Schooling Citizens: The Struggle for African American Education in Antebellum America, by Hilary Moss, assistant professor of black studies and history, has been honored with the History of Education Society’s (HES) 2010 award for the year’s most outstanding book on the history of education.

The HES Book Prize Committee annually solicits nominations for the award, and this year, 22 publications were nominated. The group first narrowed their choice to five finalists and then reread these volumes carefully, evaluating each book’s thesis and supporting arguments, the work’s significance to the field, its use of sources and its aesthetic qualities. Schooling Citizens came out on top because the committee believed it to be “an important contribution to the historiography of American education, focusing as it does on the purpose of public education,” said HES Book Prize Committee Chair Amy Thompson McCandless, professor of history and dean of the Graduate School at the College of Charleston, in an announcement about the prize. “Well-argued and well written, it deals with issues of race, class, ethnicity, religion and gender that continue to confront educators from pre-school to post-doctoral levels in the 21st century.”

Hilary Moss

“I have been with this project for some time, and it has come to mean a great deal to me,” commented Moss, of Schooling Citizens. “It is gratifying to learn that other scholars in my field appreciate the work that I have done and feel like I have done justice to this history.
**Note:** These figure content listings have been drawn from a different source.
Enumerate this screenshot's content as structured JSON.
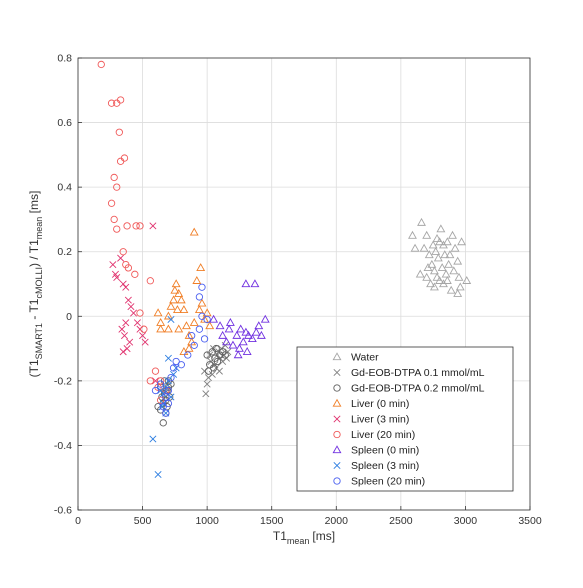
{
  "chart_data": {
    "type": "scatter",
    "title": "",
    "xlabel": "T1",
    "xlabel_sub": "mean",
    "xlabel_unit": "[ms]",
    "ylabel_parts": [
      "(T1",
      "SMART1",
      " - T1",
      "cMOLLI",
      ") / T1",
      "mean",
      " [ms]"
    ],
    "xlim": [
      0,
      3500
    ],
    "ylim": [
      -0.6,
      0.8
    ],
    "xticks": [
      0,
      500,
      1000,
      1500,
      2000,
      2500,
      3000,
      3500
    ],
    "yticks": [
      -0.6,
      -0.4,
      -0.2,
      0,
      0.2,
      0.4,
      0.6,
      0.8
    ],
    "xtick_labels": [
      "0",
      "500",
      "1000",
      "1500",
      "2000",
      "2500",
      "3000",
      "3500"
    ],
    "ytick_labels": [
      "-0.6",
      "-0.4",
      "-0.2",
      "0",
      "0.2",
      "0.4",
      "0.6",
      "0.8"
    ],
    "grid": true,
    "legend_position": "bottom-right",
    "series": [
      {
        "name": "Water",
        "marker": "triangle",
        "color": "#a6a6a6",
        "points": [
          [
            2590,
            0.25
          ],
          [
            2660,
            0.29
          ],
          [
            2610,
            0.21
          ],
          [
            2700,
            0.25
          ],
          [
            2750,
            0.22
          ],
          [
            2780,
            0.24
          ],
          [
            2810,
            0.27
          ],
          [
            2830,
            0.22
          ],
          [
            2860,
            0.23
          ],
          [
            2880,
            0.19
          ],
          [
            2900,
            0.25
          ],
          [
            2920,
            0.21
          ],
          [
            2940,
            0.17
          ],
          [
            2970,
            0.23
          ],
          [
            2720,
            0.19
          ],
          [
            2740,
            0.16
          ],
          [
            2760,
            0.14
          ],
          [
            2790,
            0.18
          ],
          [
            2820,
            0.15
          ],
          [
            2850,
            0.13
          ],
          [
            2870,
            0.16
          ],
          [
            2910,
            0.14
          ],
          [
            2950,
            0.12
          ],
          [
            3010,
            0.11
          ],
          [
            2700,
            0.12
          ],
          [
            2730,
            0.1
          ],
          [
            2760,
            0.09
          ],
          [
            2800,
            0.11
          ],
          [
            2830,
            0.1
          ],
          [
            2890,
            0.08
          ],
          [
            2940,
            0.07
          ],
          [
            2960,
            0.09
          ],
          [
            2680,
            0.21
          ],
          [
            2770,
            0.2
          ],
          [
            2840,
            0.19
          ],
          [
            2710,
            0.15
          ],
          [
            2650,
            0.13
          ],
          [
            2860,
            0.11
          ],
          [
            2780,
            0.12
          ],
          [
            2800,
            0.23
          ]
        ]
      },
      {
        "name": "Gd-EOB-DTPA 0.1 mmol/mL",
        "marker": "x",
        "color": "#808080",
        "points": [
          [
            980,
            -0.17
          ],
          [
            1000,
            -0.21
          ],
          [
            1020,
            -0.12
          ],
          [
            1030,
            -0.14
          ],
          [
            1050,
            -0.1
          ],
          [
            1060,
            -0.15
          ],
          [
            1080,
            -0.12
          ],
          [
            1090,
            -0.11
          ],
          [
            1100,
            -0.13
          ],
          [
            1110,
            -0.1
          ],
          [
            1120,
            -0.14
          ],
          [
            1130,
            -0.12
          ],
          [
            1140,
            -0.09
          ],
          [
            1150,
            -0.13
          ],
          [
            1160,
            -0.11
          ],
          [
            990,
            -0.24
          ],
          [
            1040,
            -0.18
          ],
          [
            1070,
            -0.16
          ],
          [
            1010,
            -0.19
          ],
          [
            1095,
            -0.17
          ]
        ]
      },
      {
        "name": "Gd-EOB-DTPA 0.2 mmol/mL",
        "marker": "circle",
        "color": "#606060",
        "points": [
          [
            620,
            -0.28
          ],
          [
            640,
            -0.29
          ],
          [
            650,
            -0.25
          ],
          [
            660,
            -0.27
          ],
          [
            670,
            -0.24
          ],
          [
            680,
            -0.26
          ],
          [
            690,
            -0.23
          ],
          [
            700,
            -0.22
          ],
          [
            710,
            -0.25
          ],
          [
            720,
            -0.21
          ],
          [
            660,
            -0.33
          ],
          [
            680,
            -0.3
          ],
          [
            700,
            -0.2
          ],
          [
            640,
            -0.22
          ],
          [
            690,
            -0.28
          ],
          [
            670,
            -0.2
          ],
          [
            1000,
            -0.12
          ],
          [
            1020,
            -0.15
          ],
          [
            1040,
            -0.11
          ],
          [
            1060,
            -0.13
          ],
          [
            1080,
            -0.14
          ],
          [
            1100,
            -0.12
          ],
          [
            1120,
            -0.11
          ],
          [
            1140,
            -0.12
          ],
          [
            1050,
            -0.16
          ],
          [
            1010,
            -0.17
          ],
          [
            1070,
            -0.1
          ]
        ]
      },
      {
        "name": "Liver (0 min)",
        "marker": "triangle",
        "color": "#f07e26",
        "points": [
          [
            620,
            0.01
          ],
          [
            640,
            -0.02
          ],
          [
            700,
            -0.04
          ],
          [
            720,
            0.03
          ],
          [
            740,
            0.05
          ],
          [
            750,
            0.08
          ],
          [
            760,
            0.1
          ],
          [
            780,
            0.07
          ],
          [
            800,
            0.05
          ],
          [
            820,
            0.02
          ],
          [
            840,
            -0.03
          ],
          [
            860,
            -0.06
          ],
          [
            880,
            -0.08
          ],
          [
            900,
            0.26
          ],
          [
            920,
            0.11
          ],
          [
            940,
            0.02
          ],
          [
            950,
            0.15
          ],
          [
            960,
            0.04
          ],
          [
            980,
            -0.01
          ],
          [
            1000,
            0.01
          ],
          [
            1020,
            -0.03
          ],
          [
            640,
            -0.04
          ],
          [
            700,
            0.0
          ],
          [
            770,
            0.02
          ],
          [
            820,
            -0.11
          ],
          [
            860,
            -0.1
          ],
          [
            780,
            -0.04
          ],
          [
            900,
            -0.02
          ]
        ]
      },
      {
        "name": "Liver (3 min)",
        "marker": "x",
        "color": "#e0326e",
        "points": [
          [
            270,
            0.16
          ],
          [
            290,
            0.13
          ],
          [
            300,
            0.12
          ],
          [
            330,
            0.18
          ],
          [
            350,
            0.1
          ],
          [
            370,
            0.09
          ],
          [
            390,
            0.05
          ],
          [
            410,
            0.03
          ],
          [
            430,
            0.01
          ],
          [
            460,
            -0.02
          ],
          [
            480,
            -0.04
          ],
          [
            500,
            -0.06
          ],
          [
            520,
            -0.08
          ],
          [
            340,
            -0.04
          ],
          [
            360,
            -0.06
          ],
          [
            380,
            -0.1
          ],
          [
            350,
            -0.11
          ],
          [
            400,
            -0.08
          ],
          [
            580,
            0.28
          ],
          [
            600,
            -0.2
          ],
          [
            370,
            -0.02
          ]
        ]
      },
      {
        "name": "Liver (20 min)",
        "marker": "circle",
        "color": "#f05a5a",
        "points": [
          [
            180,
            0.78
          ],
          [
            260,
            0.66
          ],
          [
            300,
            0.66
          ],
          [
            330,
            0.67
          ],
          [
            320,
            0.57
          ],
          [
            360,
            0.49
          ],
          [
            330,
            0.48
          ],
          [
            280,
            0.43
          ],
          [
            300,
            0.4
          ],
          [
            260,
            0.35
          ],
          [
            300,
            0.27
          ],
          [
            280,
            0.3
          ],
          [
            380,
            0.28
          ],
          [
            450,
            0.28
          ],
          [
            480,
            0.28
          ],
          [
            350,
            0.2
          ],
          [
            370,
            0.16
          ],
          [
            390,
            0.15
          ],
          [
            440,
            0.13
          ],
          [
            560,
            0.11
          ],
          [
            480,
            0.01
          ],
          [
            600,
            -0.17
          ],
          [
            640,
            -0.2
          ],
          [
            680,
            -0.23
          ],
          [
            560,
            -0.2
          ],
          [
            640,
            -0.26
          ],
          [
            620,
            -0.22
          ],
          [
            510,
            -0.04
          ]
        ]
      },
      {
        "name": "Spleen (0 min)",
        "marker": "triangle",
        "color": "#7030e0",
        "points": [
          [
            1050,
            -0.01
          ],
          [
            1100,
            -0.03
          ],
          [
            1120,
            -0.06
          ],
          [
            1150,
            -0.08
          ],
          [
            1170,
            -0.04
          ],
          [
            1200,
            -0.09
          ],
          [
            1230,
            -0.06
          ],
          [
            1250,
            -0.1
          ],
          [
            1280,
            -0.08
          ],
          [
            1300,
            -0.05
          ],
          [
            1320,
            -0.06
          ],
          [
            1350,
            -0.07
          ],
          [
            1380,
            -0.05
          ],
          [
            1400,
            -0.03
          ],
          [
            1420,
            -0.06
          ],
          [
            1450,
            -0.01
          ],
          [
            1300,
            0.1
          ],
          [
            1370,
            0.1
          ],
          [
            1240,
            -0.12
          ],
          [
            1180,
            -0.02
          ],
          [
            1310,
            -0.11
          ],
          [
            1260,
            -0.04
          ]
        ]
      },
      {
        "name": "Spleen (3 min)",
        "marker": "x",
        "color": "#2b7de0",
        "points": [
          [
            580,
            -0.38
          ],
          [
            620,
            -0.49
          ],
          [
            650,
            -0.28
          ],
          [
            660,
            -0.24
          ],
          [
            680,
            -0.22
          ],
          [
            700,
            -0.2
          ],
          [
            720,
            -0.25
          ],
          [
            700,
            -0.13
          ],
          [
            740,
            -0.18
          ],
          [
            760,
            -0.16
          ],
          [
            720,
            -0.01
          ],
          [
            680,
            -0.3
          ],
          [
            660,
            -0.27
          ],
          [
            640,
            -0.23
          ]
        ]
      },
      {
        "name": "Spleen (20 min)",
        "marker": "circle",
        "color": "#4a5ff0",
        "points": [
          [
            600,
            -0.23
          ],
          [
            640,
            -0.21
          ],
          [
            660,
            -0.28
          ],
          [
            680,
            -0.25
          ],
          [
            700,
            -0.23
          ],
          [
            720,
            -0.19
          ],
          [
            740,
            -0.16
          ],
          [
            760,
            -0.14
          ],
          [
            800,
            -0.15
          ],
          [
            850,
            -0.12
          ],
          [
            880,
            -0.06
          ],
          [
            900,
            -0.09
          ],
          [
            940,
            -0.04
          ],
          [
            980,
            -0.07
          ],
          [
            1000,
            -0.01
          ],
          [
            960,
            0.0
          ],
          [
            940,
            0.06
          ],
          [
            960,
            0.09
          ],
          [
            680,
            -0.3
          ],
          [
            700,
            -0.27
          ]
        ]
      }
    ]
  }
}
I am also hopeful such validation will entice more people to go out and read the book, particularly those who want to know how and why race so often influences educational opportunity.”

According to Schooling Citizens, as common schooling emerged in the 1830s and provided white children of all classes and ethnicities with the opportunity to become full-fledged citizens, it redefined citizenship as synonymous with whiteness. This link between school and American identity, Moss argues in the book, increased hostility among whites about educating blacks at the same time that it spurred African Americans to demand public schooling. Complicating matters was the fact that education for blacks in the antebellum U.S., she explains, was a means of securing status as full and equal members of society.  To get a better handle on the situation faced by African Americans in the country at that time, Moss looked at the experiences of residents in the early 19th century in three very different cities: Baltimore, Boston and New Haven, Conn. Through the comparative lenses of these three cities, she shows in Schooling Citizen why opposition erupted where it did across the United States during the same period that gave rise to public education. 

A historian of education and the African American experience, Moss has long been interested in understanding how communities decide whom they will and will not educate. In addition to studying such educational disparities, she teaches courses on African American experience from the slave trade to the present. She earned her a bachelor’s degree from Northwestern University and a master’s and doctorate from Brandeis University. Read more about Schooling Citizens at the University of Chicago Press.

The History of Education Society is an international scholarly society affiliated with the International Standing Conference for the History of Education. It publishes the History of Education Quarterly journal.